Quant aux aspects tech­niques, la condi­tion sine qua non per­met­tant de garan­tir un minium de trans­pa­rence sur le fonc­tion­ne­ment de cette appli­ca­tion qui, rap­pe­lons-le, col­lecte des don­nées per­son­nelles extrê­me­ment sen­sibles, n’a même pas été rem­plie. Son code source n’est en effet pas publié. Per­sonne ne peut donc s’assurer du res­pect des garan­ties annon­cées par les auto­ri­tés en termes de vie pri­vée, ni véri­fier qu’elle ne contient pas de failles infor­ma­tiques exploi­tables par des orga­ni­sa­tions ou des indi­vi­dus mal­in­ten­tion­nés. Ain­si, la confiance dans ce dis­po­si­tif repose uni­que­ment sur le cré­dit que l’on veut bien accor­der aux auto­ri­tés, les mêmes qui ne se font pas prier lorsqu’il s’agit de maxi­mi­ser le contrôle social à l’aide des technologies.

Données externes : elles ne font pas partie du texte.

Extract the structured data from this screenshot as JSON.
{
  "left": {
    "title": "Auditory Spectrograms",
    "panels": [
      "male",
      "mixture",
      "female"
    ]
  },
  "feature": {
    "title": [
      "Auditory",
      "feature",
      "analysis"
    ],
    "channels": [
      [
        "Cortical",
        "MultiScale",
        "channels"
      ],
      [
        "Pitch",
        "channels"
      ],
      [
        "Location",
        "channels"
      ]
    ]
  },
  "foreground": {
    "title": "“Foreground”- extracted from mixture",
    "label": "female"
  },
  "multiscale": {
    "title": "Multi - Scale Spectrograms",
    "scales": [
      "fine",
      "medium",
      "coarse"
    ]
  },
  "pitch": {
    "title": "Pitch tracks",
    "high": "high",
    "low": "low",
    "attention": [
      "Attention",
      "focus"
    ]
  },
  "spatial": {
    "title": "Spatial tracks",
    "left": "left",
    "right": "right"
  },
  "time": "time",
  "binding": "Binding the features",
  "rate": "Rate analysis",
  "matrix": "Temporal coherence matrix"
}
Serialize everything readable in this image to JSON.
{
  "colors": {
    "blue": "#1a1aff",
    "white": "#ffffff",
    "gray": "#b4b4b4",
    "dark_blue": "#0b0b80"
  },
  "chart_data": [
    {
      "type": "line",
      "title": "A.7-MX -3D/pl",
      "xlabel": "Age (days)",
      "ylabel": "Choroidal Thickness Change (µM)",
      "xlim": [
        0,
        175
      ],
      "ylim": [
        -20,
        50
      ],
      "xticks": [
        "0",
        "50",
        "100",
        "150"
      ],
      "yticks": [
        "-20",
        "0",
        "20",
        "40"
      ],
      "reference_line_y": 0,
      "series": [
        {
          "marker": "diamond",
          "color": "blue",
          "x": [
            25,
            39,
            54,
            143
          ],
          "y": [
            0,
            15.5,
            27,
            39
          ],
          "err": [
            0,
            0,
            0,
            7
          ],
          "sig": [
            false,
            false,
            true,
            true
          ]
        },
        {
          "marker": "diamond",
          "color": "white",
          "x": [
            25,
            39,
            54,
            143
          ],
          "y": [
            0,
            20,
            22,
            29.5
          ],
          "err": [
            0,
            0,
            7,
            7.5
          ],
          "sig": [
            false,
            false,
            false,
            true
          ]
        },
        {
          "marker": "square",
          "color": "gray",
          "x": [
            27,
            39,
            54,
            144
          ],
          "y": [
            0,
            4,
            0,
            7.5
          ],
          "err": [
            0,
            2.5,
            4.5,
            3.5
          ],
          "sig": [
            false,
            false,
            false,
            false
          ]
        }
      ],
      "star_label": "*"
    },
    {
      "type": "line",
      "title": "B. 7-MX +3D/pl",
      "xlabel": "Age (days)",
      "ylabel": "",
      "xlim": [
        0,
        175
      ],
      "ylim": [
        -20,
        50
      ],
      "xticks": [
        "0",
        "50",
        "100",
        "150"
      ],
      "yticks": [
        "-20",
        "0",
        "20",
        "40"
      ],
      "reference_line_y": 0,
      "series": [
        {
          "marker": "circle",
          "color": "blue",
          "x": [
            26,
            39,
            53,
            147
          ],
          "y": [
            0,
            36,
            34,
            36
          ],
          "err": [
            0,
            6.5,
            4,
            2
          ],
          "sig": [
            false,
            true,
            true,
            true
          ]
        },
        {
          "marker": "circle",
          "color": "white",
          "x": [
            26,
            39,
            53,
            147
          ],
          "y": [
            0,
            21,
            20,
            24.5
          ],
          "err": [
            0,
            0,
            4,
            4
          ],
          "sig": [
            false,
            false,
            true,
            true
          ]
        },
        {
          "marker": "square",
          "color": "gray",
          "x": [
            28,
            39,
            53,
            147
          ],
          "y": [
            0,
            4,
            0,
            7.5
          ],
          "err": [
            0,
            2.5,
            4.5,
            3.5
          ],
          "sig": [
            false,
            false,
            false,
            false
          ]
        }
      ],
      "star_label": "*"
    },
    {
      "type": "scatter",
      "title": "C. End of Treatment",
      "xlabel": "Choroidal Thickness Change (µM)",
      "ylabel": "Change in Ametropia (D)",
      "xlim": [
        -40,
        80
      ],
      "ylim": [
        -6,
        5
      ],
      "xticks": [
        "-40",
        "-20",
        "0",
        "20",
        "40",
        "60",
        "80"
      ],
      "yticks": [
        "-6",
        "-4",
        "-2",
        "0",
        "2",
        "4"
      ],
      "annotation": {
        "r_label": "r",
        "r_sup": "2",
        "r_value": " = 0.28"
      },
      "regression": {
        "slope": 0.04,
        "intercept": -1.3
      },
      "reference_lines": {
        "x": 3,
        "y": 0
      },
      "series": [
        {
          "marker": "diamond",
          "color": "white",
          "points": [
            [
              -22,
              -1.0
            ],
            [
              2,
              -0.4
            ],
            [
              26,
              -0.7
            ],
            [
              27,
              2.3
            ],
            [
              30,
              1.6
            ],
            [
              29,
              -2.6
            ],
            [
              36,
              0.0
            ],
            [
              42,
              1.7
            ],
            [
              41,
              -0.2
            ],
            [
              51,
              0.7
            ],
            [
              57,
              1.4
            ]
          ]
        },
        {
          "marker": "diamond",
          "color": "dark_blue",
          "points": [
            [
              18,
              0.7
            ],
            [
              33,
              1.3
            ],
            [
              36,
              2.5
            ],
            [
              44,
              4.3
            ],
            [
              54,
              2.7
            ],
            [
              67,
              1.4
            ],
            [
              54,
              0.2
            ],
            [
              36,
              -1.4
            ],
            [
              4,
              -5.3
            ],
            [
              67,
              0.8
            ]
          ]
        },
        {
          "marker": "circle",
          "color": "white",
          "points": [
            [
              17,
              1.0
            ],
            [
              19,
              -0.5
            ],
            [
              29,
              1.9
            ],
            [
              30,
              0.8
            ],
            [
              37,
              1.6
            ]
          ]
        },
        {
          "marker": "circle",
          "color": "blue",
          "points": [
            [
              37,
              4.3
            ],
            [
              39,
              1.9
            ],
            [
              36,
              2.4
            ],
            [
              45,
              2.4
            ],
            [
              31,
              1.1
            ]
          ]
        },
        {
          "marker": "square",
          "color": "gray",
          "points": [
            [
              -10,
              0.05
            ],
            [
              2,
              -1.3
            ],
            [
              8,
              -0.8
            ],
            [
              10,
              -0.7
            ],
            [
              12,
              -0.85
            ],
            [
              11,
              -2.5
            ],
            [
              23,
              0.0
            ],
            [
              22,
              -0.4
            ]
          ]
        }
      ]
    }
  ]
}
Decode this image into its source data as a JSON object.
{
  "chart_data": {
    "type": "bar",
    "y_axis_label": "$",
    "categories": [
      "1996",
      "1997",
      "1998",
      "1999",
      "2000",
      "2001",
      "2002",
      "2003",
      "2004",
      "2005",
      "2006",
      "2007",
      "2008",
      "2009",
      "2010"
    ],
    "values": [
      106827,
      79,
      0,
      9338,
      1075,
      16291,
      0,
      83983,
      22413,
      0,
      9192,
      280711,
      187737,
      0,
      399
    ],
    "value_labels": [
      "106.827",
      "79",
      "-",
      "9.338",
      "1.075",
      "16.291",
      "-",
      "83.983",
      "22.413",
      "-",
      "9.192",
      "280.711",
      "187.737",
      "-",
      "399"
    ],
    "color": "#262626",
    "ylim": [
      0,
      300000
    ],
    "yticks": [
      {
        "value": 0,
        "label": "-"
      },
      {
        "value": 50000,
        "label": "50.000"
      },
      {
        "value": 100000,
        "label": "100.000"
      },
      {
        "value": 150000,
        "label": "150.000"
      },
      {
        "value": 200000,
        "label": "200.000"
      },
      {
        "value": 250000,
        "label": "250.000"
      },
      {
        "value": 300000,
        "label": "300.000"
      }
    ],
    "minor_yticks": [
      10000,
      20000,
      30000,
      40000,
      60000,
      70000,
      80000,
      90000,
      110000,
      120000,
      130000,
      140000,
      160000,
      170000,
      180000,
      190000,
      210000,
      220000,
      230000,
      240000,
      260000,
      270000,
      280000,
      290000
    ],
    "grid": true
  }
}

Comme il fal­lait s’y attendre, l’application ‘Coro­na­lert’ – tout comme ses consœurs étran­gères – s’avère être un flop. Outre ses nom­breux bugs, le niveau d’utilisation espé­ré par les auto­ri­tés est loin d’être atteint, ce qui témoigne du manque de confiance de la popu­la­tion dans les auto­ri­tés concer­nant les enjeux tech­no­lo­giques (et sani­taires). Pour pal­lier à ce faible niveau d’utilisation, certains pays euro­péens ont bien ten­té la voie auto­ri­taire en ren­dant fina­le­ment leur appli­ca­tion obli­ga­toire, mais ceci n’a fait qu’augmenter la défiance. Face à la grogne popu­laire et à l’inconstitutionnalité d’une telle mesure, les auto­ri­tés concer­nées n’ont alors pas eu d’autres choix que de se rétrac­ter. En Bel­gique aus­si, certain·es dirigeant·es poli­tiques sou­haitent rendre obli­ga­toire l’application, après avoir pro­mis que cela ne serait jamais le cas. À l’heure actuelle, notons encore qu’aucune dif­fé­rence signi­fi­ca­tive n’est obser­vable en termes de ges­tion de la pan­dé­mie, entre les pays qui dis­posent d’une telle appli­ca­tion et les autres.

‘Coro­na­lert’ est un exemple par­mi d’autres, sym­bo­li­sant com­ment en période de crise, la foi dans le tech­no-solu­tion­nisme conduit au bra­dage inutile de nos liber­tés indi­vi­duelles et au gas­pillage d’argent public, à l’heure où les inves­tis­se­ments urgents ne manquent pour­tant pas (sys­tème de soins, sécu­ri­té sociale, etc.). L’état d’urgence sani­taire a don­né un coup d’accélérateur à un agen­da poli­tique pré­exis­tant, dont l’objectif assu­mé est de maxi­mi­ser le contrôle social via le recours aux tech­no­lo­gies. La Tech­no­po­lice et ses indus­triels font ain­si par­tie des grands béné­fi­ciaires de la période que nous tra­ver­sons. Afin de lut­ter contre cette fuite en avant tech­no-sécu­ri­taire, conti­nuons à docu­men­ter la sur­veillance, à orga­ni­ser la résis­tance et à faire tout notre pos­sible pour que la Tech­no­po­lice soit mise en échec.